けれどレティシアはその表情を見逃さず、ほんの少し唇を吊り上げた。
「では――こういうのはどうでしょう?」
静かに手袋を外し、白い指を掲げる。
「皇子と一緒に踊って、より美しく踊れた方が皇子の横に座る。公平にするため、審判は……そうですね、どこかの貴族の侍女に頼みましょうか」
ポン、と軽く手を叩いた。
聖女はわずかに目を細め、ゆっくりと頷いた。
「良いじゃない。

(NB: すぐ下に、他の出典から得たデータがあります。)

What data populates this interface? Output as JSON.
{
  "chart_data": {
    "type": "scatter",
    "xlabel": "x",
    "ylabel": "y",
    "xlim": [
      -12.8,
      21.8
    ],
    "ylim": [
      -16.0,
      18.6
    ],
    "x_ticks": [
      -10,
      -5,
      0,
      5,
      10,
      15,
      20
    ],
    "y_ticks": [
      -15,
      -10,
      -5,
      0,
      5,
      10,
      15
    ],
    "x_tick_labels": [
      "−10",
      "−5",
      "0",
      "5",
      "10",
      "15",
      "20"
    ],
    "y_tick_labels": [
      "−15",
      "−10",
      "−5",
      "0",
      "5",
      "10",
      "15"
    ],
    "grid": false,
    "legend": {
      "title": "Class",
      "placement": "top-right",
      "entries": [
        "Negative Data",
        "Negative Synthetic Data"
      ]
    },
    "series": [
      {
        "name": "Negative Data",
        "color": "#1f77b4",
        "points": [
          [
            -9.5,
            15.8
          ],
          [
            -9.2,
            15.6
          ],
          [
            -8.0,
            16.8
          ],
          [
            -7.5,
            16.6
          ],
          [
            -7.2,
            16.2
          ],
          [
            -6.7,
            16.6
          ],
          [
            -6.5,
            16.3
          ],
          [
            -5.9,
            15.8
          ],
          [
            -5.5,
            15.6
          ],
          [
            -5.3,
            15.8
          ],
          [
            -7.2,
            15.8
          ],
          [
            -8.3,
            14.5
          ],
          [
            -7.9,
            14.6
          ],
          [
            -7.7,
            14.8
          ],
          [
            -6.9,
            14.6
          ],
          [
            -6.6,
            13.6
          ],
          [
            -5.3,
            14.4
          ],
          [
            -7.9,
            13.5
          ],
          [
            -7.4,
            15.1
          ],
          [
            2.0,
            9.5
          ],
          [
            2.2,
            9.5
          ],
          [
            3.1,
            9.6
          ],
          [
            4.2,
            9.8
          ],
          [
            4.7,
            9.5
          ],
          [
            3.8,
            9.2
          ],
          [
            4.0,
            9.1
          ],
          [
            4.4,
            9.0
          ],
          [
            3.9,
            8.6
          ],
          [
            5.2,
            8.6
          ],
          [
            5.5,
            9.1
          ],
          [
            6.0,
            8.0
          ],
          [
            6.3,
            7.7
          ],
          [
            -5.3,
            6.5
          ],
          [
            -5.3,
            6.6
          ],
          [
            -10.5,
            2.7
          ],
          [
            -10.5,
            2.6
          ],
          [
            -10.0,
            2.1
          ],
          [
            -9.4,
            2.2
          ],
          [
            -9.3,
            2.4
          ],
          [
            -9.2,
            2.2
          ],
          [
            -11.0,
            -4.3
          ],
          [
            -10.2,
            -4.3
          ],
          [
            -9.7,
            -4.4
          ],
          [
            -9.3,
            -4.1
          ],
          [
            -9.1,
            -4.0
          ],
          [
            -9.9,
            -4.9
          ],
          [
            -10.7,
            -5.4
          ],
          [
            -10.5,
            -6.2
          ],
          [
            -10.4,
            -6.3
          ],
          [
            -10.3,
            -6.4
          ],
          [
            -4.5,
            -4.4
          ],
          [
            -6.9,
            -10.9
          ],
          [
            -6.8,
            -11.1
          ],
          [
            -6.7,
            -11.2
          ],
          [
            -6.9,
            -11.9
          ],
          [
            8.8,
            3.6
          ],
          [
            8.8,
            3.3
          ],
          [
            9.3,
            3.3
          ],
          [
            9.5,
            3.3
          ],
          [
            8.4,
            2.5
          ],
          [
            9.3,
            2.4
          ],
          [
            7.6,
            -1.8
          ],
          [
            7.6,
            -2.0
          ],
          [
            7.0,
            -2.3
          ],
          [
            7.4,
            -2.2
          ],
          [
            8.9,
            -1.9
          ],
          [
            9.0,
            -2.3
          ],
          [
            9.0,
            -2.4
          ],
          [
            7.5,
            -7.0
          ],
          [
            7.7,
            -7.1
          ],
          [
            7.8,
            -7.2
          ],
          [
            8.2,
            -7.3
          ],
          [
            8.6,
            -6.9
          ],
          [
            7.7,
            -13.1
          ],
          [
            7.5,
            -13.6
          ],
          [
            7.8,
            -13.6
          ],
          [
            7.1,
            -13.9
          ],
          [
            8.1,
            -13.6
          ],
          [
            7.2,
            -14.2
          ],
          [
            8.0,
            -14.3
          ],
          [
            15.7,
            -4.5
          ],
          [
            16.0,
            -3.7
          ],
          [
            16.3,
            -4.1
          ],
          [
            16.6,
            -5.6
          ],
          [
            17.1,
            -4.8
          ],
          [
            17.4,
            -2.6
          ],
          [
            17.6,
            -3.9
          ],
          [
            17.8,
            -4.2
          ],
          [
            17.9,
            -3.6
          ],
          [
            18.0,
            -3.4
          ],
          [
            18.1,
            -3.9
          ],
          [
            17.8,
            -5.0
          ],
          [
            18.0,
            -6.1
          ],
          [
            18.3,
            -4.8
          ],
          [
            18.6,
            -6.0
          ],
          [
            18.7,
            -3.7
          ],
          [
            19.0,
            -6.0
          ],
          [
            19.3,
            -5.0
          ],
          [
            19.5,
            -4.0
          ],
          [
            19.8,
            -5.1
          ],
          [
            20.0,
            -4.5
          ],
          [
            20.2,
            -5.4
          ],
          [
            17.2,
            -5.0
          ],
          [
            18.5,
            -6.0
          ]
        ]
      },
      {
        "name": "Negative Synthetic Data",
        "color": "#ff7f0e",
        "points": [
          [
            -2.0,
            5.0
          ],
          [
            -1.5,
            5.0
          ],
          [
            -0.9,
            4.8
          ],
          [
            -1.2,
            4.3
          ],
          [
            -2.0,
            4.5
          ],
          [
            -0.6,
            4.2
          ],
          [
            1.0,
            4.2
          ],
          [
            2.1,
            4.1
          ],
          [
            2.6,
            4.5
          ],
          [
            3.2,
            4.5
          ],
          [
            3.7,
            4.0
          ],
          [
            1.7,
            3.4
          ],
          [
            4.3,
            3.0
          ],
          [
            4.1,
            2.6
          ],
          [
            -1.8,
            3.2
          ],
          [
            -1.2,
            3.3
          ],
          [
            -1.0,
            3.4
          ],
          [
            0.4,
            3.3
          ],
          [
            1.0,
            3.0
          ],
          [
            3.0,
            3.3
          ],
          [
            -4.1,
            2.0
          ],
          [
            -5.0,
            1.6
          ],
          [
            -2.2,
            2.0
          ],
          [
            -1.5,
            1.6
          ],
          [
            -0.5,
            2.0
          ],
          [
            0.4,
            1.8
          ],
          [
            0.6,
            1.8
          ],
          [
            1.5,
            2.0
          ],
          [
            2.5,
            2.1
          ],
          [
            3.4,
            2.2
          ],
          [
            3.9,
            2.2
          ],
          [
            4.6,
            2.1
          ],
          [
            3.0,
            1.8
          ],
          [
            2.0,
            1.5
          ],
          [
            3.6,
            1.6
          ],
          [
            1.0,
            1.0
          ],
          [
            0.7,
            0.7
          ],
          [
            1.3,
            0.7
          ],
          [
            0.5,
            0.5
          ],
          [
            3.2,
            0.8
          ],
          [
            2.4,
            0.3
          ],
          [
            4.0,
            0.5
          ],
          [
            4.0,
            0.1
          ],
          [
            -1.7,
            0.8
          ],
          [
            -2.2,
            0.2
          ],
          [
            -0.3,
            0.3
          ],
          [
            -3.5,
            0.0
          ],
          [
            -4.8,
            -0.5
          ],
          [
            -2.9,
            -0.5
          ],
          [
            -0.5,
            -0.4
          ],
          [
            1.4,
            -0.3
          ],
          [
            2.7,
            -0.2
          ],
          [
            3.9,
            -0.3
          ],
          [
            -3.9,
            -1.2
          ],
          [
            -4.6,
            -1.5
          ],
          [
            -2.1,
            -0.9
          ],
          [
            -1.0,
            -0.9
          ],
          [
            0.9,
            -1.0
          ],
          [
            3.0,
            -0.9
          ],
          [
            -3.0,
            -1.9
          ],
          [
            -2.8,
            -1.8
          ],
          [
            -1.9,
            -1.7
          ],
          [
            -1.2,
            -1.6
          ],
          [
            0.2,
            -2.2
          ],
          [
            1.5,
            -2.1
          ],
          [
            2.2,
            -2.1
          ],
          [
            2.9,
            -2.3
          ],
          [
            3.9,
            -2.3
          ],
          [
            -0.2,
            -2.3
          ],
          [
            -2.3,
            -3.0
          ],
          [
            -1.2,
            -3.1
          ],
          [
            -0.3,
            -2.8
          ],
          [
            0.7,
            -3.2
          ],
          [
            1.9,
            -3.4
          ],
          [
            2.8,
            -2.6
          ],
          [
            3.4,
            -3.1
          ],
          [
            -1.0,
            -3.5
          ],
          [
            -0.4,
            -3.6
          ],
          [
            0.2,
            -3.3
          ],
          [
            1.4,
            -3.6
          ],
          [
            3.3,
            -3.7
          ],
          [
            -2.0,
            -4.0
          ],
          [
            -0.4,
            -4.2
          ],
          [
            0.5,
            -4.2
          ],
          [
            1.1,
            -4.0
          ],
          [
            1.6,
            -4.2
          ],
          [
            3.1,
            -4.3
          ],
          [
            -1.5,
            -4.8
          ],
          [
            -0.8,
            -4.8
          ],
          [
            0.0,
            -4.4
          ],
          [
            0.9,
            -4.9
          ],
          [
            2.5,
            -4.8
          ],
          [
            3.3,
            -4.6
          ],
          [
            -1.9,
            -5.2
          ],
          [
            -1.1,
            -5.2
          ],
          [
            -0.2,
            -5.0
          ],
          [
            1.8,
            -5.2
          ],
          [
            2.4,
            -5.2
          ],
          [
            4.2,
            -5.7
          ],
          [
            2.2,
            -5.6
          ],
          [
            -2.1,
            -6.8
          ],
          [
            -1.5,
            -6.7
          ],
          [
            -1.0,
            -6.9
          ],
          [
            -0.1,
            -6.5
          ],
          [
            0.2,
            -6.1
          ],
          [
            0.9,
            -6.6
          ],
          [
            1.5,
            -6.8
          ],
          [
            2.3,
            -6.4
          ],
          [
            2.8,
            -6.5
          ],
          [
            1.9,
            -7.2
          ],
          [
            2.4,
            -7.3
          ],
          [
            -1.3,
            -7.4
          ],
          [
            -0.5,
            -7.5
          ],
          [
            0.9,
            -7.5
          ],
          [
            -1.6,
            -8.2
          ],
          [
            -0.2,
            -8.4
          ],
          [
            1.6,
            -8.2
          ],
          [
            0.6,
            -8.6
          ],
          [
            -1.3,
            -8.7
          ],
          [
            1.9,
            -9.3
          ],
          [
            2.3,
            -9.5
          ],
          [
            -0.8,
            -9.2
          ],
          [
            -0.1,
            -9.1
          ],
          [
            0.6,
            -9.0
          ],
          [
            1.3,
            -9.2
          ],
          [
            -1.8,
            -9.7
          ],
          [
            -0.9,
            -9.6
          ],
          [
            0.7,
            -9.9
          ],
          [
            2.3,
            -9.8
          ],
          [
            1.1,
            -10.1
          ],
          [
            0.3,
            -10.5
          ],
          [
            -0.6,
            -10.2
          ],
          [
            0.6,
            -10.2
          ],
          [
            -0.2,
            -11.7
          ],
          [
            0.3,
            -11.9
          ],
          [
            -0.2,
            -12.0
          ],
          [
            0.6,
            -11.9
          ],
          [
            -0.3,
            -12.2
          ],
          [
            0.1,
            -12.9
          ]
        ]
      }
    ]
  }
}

負ける覚悟ができているのなら、かかってきなさい」
その笑みは氷のように冷たく、それでいて燃えるように美しかった。
ホール全体が息を飲む。
次の瞬間、音楽隊が再び弦を鳴らした。
――決闘の始まり。
華やかな旋律の裏で、どす黒い空気が渦を巻いていた。
その様子を、二階の回廊からエマはじっと見つめていた。
目の前の光景が、まるで芝居のように映る。
レティシアは堂々としている。
あれほど泣いていた少女が、いまや聖女と対等に渡り合っている。
よくここまで……この姿見てるとやっぱり悪役令嬢になるのが
エマは胸の内で小さく呟き、手すりを軽く叩いた。
その時だった。
視線を感じた。
城の中庭の方から、何かがこちらをじっと見ている。
エマは反射的に目を向ける。
月明かりの下、庭園の柵の向こう――白髪の大柄な男。
鋭い銀の瞳が、確かにこちらを捉えていた。
……なんで、ここに……?
息を詰める。
まさか、盗賊たちを操っていた“あの男”?
けれど、彼はこちらの顔を知らないはず。
こちらだって知らないわけだから…いや、大丈夫。
落ち着け、見てるだけ……気づいていない、はず
そう自分に言い聞かせながらも、背筋に冷たいものが走る。
白髪の男はじっと睨みつけるだけだった。
ホールでは、二人の舞踏が静かに始まる。
ダンスは一人ずつ。
レティシアは皇子と、聖女は別に踊る。
レティシアは力強く、しかし優雅に旋回する。
スカートの刺繍が光を受けて揺れ、床に映る影が絡み合う。
聖女の白いドレスもまた光を反射して、まるで月光の中の幻影のようだった。
エマは目を離さず、二階から冷静に観察する。
白髪の男……油断はできない
手すりを握る指にわずかな力を込め、緊張を保つ。
夜は深まり、舞踏会の音楽は高まる。
だが、レティシアの瞳は一切揺るがない。
精一杯の集中と自信を胸に、彼女は優雅に舞い続ける。
光と影が交錯するホール。
静かに、しかし確実に運命が動いていた。
その勝敗は、まだ誰も知らない。